Practice Constitutional Amendments MCQs for FPSC Auditor / Junior Auditor (BS-14) Pakistan Affairs — topic-wise sets with solved answers.
Q1. A student argues that an ordinary Act of Parliament can rename a province and change its representation formula without touching the higher amendment procedure. Under the 1973 Constitution, which rule blocks that shortcut?
Answer: A constitutional amendment must follow the special procedure in Article 239 rather than a normal statute
Explanation: Article 239 of the 1973 Constitution prescribes a special amendment procedure requiring a two-thirds majority in both houses of Parliament, and in some cases provincial assembly consent, making constitutional changes far more demanding than ordinary legislation. An ordinary Act of Parliament cannot override this entrenched procedure to alter fundamental constitutional arrangements like provincial boundaries.
Q2. In 1997 the Prime Minister moved to stop the President from dissolving the National Assembly under the power later associated with repeated political crises. Which amendment best matches that move?
Answer: The Thirteenth Amendment Act 1997
Explanation: The Thirteenth Amendment of 1997 removed the President's discretionary power to dissolve the National Assembly under Article 58(2)(b), a power that had been used repeatedly to dismiss elected governments.
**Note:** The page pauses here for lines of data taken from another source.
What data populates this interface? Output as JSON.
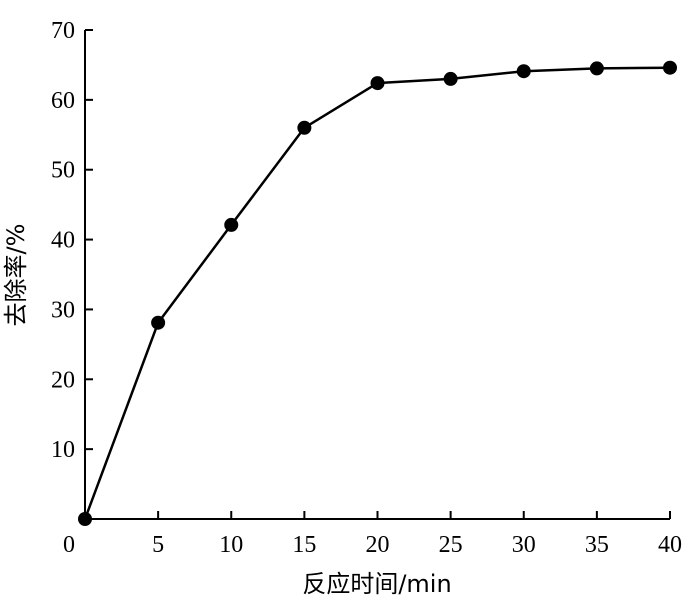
{
  "chart_data": {
    "type": "line",
    "title": "",
    "xlabel": "反应时间/min",
    "ylabel": "去除率/%",
    "xlim": [
      0,
      40
    ],
    "ylim": [
      0,
      70
    ],
    "xticks": [
      "0",
      "5",
      "10",
      "15",
      "20",
      "25",
      "30",
      "35",
      "40"
    ],
    "yticks": [
      "10",
      "20",
      "30",
      "40",
      "50",
      "60",
      "70"
    ],
    "grid": false,
    "legend": "none",
    "series": [
      {
        "x": [
          0,
          5,
          10,
          15,
          20,
          25,
          30,
          35,
          40
        ],
        "y": [
          0,
          28.1,
          42.1,
          56.0,
          62.4,
          63.0,
          64.1,
          64.5,
          64.6
        ],
        "color": "#000000",
        "marker": "filled-circle"
      }
    ]
  }
}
Q3. A timeline card lists “restored presidential power to dissolve the National Assembly” as a headline change of the early 2000s. Which amendment is the usual reference in textbooks?
Answer: The Seventeenth Amendment Act 2003
Explanation: The Seventeenth Amendment Act of 2003, passed during General Pervez Musharraf's government, granted the President sweeping powers including the authority to dissolve the National Assembly under Article 58(2)(b).
Q4. A teacher marks a map task “FATA administrative merger into a province” and asks which numbered reform package you should cite in an exam note. Which amendment is the standard answer?
Answer: The Twenty-Fifth Amendment Act 2018
Explanation: The Twenty-Fifth Constitutional Amendment, passed in May 2018, merged the Federally Administered Tribal Areas (FATA) into Khyber Pakhtunkhwa, ending the FATA's separate administrative status that dated to the colonial era. This brought tribal belt residents under the jurisdiction of the provincial government, courts, and legislature for the first time.
Q5. Two classmates compare “trimming the Concurrent Legislative List to shift law-making towards provinces” with “creating military courts for a time-bound anti-terror window.” Which pairing is accurate?
Answer: Concurrent List reform is tied to the Eighteenth Amendment while special military courts are tied to the Twenty-First Amendment
Explanation: The Eighteenth Amendment (2010) abolished the Concurrent Legislative List, transferring those subjects to provincial jurisdiction, while the Twenty-First Amendment (2015) created special military courts for a defined two-year window to try terrorism-related cases. These two amendments represent distinct phases of constitutional reform - one driven by devolution goals, the other by security imperatives.